Of course, the cameras are intrusive. Of course, they add a show-biz dimension to what is -- some of us occasionally forget -- a trial about the double-murder of actual people, who unlike murder victims on TV, are never coming back.
Of course, the cameras desensitize us.
Of course, they make lawyers into actors and maybe they do the same for witnesses, too.
And, of course, they've helped to make voyeurs of so many of us who are addicted to a murder case that is all about celebrity and not about anything else.
But here's what I'll bet: Most of the 800 who wrote the letters to Judge Ito will watch the trial if the cameras are allowed.
In the meantime, you'll hear a lot of high-minded talk about the First Amendment and the people's right to know, as if we had some inalienable right to put everything before the camera's unfiltered eye.
Surprisingly, the people who would seem to have the most at stake -- the major TV networks -- might secretly be pleased if cameras are barred. If cameras are allowed, the big networks have to decide how much of the trial to cover, how many soap operas to pre-empt, how much advertising money they're willing to lose in the chase for higher daytime ratings and how badly they can accept being beaten on the story by CNN and Court TV.
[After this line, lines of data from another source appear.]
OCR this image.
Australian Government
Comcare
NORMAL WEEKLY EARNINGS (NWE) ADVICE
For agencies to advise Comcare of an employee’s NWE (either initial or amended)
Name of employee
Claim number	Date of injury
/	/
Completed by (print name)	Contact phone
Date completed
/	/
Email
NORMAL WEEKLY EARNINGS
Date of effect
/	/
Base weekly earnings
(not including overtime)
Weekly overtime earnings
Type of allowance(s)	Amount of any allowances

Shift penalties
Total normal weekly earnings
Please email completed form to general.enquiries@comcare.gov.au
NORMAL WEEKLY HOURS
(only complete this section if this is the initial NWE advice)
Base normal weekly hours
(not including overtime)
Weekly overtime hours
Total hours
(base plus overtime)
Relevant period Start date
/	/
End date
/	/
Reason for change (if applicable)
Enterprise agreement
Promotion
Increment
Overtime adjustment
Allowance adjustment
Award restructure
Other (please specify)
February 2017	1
Ito could solve that problem for them, although he almost certainly won't.
Don't worry. We'll get to watch the trial. We'll get our O.J. fix and then some.
I just saw the movie "Quiz Show," which is about TV and how it compromises us. It's a brilliant film. Although there's no sex and no violence, I recommend it anyway. The movie explores how TV would come to blur the line between fiction and reality.
But we've gone past that now. We've reached the point where, without TV, we can't even be sure there is a reality.